平成25年8月から9月にかけて当保健所管内において8例の麻しんの発生があった。同時期に近隣地域においても発生があったため疫学調査で得られた情報を交換したところ医療機関Aが感染経路である疑いが濃厚であった。
行動調査から管内8例のうち7例が8月中に医療機関Aを訪れていることが判明し、他には接点がなかったこと及び発病前1か月は海外渡航歴がないことがわかった。そこで、近隣3保健所にも情報提供し、そこで発生した麻しん患者と医療機関Aとの関連について調査した結果、遺伝子型が判明した12例の遺伝子型はすべて日本常在ではないB3型であり、日本国内では稀な型であった。これらの結果から、今回の麻しんの感染源が同一であることが裏付けられた。

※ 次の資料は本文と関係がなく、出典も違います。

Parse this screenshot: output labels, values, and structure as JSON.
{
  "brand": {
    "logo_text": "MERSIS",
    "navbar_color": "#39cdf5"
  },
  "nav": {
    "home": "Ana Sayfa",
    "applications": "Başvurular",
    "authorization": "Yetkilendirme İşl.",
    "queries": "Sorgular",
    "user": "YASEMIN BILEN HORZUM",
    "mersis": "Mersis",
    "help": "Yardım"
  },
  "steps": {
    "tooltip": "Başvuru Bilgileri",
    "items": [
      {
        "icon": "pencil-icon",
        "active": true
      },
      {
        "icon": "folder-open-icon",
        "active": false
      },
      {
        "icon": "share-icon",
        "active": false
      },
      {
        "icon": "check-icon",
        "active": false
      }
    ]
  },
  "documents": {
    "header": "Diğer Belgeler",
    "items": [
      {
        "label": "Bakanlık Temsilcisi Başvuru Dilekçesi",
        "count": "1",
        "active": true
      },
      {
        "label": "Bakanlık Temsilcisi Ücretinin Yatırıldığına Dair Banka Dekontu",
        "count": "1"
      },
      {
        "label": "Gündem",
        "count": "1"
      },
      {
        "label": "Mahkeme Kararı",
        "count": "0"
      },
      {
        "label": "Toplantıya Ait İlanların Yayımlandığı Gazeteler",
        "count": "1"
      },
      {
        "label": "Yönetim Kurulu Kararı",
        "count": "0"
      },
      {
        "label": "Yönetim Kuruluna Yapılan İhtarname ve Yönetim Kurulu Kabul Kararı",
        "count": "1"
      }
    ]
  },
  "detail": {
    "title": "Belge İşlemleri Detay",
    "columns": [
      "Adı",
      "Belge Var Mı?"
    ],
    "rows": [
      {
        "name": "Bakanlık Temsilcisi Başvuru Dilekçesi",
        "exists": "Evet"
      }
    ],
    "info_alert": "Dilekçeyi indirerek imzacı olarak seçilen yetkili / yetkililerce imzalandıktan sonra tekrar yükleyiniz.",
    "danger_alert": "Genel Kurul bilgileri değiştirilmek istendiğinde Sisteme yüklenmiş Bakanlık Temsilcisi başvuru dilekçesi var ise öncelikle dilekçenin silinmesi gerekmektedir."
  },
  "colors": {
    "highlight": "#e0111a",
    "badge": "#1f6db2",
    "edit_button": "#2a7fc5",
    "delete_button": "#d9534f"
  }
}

住民への対策として、患者家族等接触者にはワクチン接種歴を確認できない場合は接種を強く勧め、患者接触者(学校・職場等)への情報提供を依頼して注意を促した。
医療機関等に対しては、保健所健康危機管理連絡網を活用し、麻しんの発生届があるごとに情報提供した。さらに医療関係者へは、今回は患者間で直接接触がないにもかかわらず同じ空間を使用しただけで感染が拡大したことを踏まえ、改めて麻しんウイルスの感染力の強さを認識し、院内における感染予防対策の危機管理を促した。
今回の患者はほとんどがワクチン未接種及び不明な者であること、ウイルスが国内に常在するものではなく海外から持ち込まれたものであることから、予防接種率を上げることで感染を防ぐことができる。
10月15日に海外渡航者の発生があり、新たな感染を危惧して警戒態勢をとっていたが、その後1か月以上新たな届出がなかったため、11月21日をもって終息とした。